The appeal, particularly for younger teams like the Taylor Group, is timing, flexibility and ownership. Many high-growth advisors are not ready to be independent today but want a defined runway to get there. Wells is offering a five-year horizon to build infrastructure, deepen client relationships and expand organically before making the leap to ownership.
There’s no other material option with institutional and banking capabilities that provides this level of flexibility. Competitors offer either immediate independence or a traditional wirehouse model with fewer off-ramps. Advisors can build large practices and be paid well as employees at UBS Wealth Management and Merrill, but they’re tied indefinitely to a centralized platform. Other boutiques offer partnership economics but less long-term autonomy for entrepreneurial advisors.
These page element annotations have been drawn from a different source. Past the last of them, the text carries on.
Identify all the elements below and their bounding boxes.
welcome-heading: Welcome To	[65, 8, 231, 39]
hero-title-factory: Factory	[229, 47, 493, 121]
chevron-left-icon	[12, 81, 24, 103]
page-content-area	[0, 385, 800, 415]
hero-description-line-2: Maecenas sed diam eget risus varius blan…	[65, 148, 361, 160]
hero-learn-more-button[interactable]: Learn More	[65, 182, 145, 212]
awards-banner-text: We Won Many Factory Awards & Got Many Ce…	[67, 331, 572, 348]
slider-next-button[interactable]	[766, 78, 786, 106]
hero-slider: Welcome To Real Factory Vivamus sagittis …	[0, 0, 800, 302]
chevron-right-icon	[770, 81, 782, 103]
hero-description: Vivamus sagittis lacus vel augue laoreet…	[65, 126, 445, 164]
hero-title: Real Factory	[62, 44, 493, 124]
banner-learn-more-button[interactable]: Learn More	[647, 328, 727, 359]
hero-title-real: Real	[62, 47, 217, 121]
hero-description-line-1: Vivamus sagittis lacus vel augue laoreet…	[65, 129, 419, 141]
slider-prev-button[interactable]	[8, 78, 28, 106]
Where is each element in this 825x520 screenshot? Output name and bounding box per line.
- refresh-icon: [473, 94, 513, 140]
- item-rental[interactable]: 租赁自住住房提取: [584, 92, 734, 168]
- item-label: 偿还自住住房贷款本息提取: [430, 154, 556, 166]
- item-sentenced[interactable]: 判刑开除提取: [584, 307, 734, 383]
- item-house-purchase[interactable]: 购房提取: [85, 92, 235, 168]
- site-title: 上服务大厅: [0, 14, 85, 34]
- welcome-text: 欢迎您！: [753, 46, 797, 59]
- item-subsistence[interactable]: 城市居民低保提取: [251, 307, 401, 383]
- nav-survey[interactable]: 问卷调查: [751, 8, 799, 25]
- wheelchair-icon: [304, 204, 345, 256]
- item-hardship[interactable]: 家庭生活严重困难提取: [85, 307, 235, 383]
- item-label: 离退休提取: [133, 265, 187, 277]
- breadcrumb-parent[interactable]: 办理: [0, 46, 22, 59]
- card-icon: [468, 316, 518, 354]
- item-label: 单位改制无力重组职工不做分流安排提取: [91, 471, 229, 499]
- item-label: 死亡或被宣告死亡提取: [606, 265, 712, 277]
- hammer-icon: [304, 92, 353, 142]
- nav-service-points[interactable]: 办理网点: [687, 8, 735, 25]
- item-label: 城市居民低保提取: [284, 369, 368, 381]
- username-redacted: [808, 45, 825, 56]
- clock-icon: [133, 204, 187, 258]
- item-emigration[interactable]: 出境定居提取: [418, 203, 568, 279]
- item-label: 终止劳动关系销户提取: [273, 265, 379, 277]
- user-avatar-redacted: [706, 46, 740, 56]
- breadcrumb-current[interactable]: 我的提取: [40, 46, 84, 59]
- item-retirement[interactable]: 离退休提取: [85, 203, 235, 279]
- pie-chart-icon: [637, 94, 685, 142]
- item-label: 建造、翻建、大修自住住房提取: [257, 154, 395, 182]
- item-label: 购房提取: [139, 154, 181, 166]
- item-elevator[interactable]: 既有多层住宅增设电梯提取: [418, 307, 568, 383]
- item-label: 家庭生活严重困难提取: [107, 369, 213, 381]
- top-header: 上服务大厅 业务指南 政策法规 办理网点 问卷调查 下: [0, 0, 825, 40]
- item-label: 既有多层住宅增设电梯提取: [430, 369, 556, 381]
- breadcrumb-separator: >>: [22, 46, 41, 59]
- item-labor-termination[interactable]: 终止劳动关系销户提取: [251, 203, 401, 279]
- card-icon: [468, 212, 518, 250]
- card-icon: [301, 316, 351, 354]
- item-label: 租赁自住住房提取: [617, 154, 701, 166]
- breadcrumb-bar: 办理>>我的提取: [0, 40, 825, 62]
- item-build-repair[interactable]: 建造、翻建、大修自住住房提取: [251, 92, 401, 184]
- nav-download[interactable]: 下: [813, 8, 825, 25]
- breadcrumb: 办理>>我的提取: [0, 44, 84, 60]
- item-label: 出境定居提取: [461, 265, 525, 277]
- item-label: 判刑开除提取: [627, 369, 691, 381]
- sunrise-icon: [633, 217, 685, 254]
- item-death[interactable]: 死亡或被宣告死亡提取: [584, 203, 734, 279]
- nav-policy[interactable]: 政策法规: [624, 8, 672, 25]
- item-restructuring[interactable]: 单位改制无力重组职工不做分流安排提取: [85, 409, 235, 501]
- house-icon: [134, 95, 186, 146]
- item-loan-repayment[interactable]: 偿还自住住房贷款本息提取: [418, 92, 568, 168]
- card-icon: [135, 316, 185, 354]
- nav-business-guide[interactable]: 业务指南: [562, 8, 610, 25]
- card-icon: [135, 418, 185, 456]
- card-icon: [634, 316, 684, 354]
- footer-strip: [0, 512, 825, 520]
Wells is betting that its cradle-to-RIA continuum will win out as more advisors prioritize career trajectory over upfront deals. The firm has already shown its ability to turn large teams into something more like institutional platforms. Seventy2 Capital, for example, grew from roughly $3 million in revenue to $75 million in five years after transitioning to Wells Fargo Advisors Financial Network.
Wells also helped scale TSG Wealth Management from a roughly $20 million revenue practice to about $130 million. The model is translating into organic growth while the firm simultaneously deploys capital to support recruiting and acquisitions and helps these FiNet practices capture a wave of internal transitions from the Private Client Group.
Layer in Wells’ partnership with Merchant Investment Management, a lifecycle RIA investor with financing capabilities to facilitate larger tuck-ins, and the runway extends further. At that trajectory, the Taylor Group could evolve into a $100 million revenue enterprise with a valuation approaching $500 million.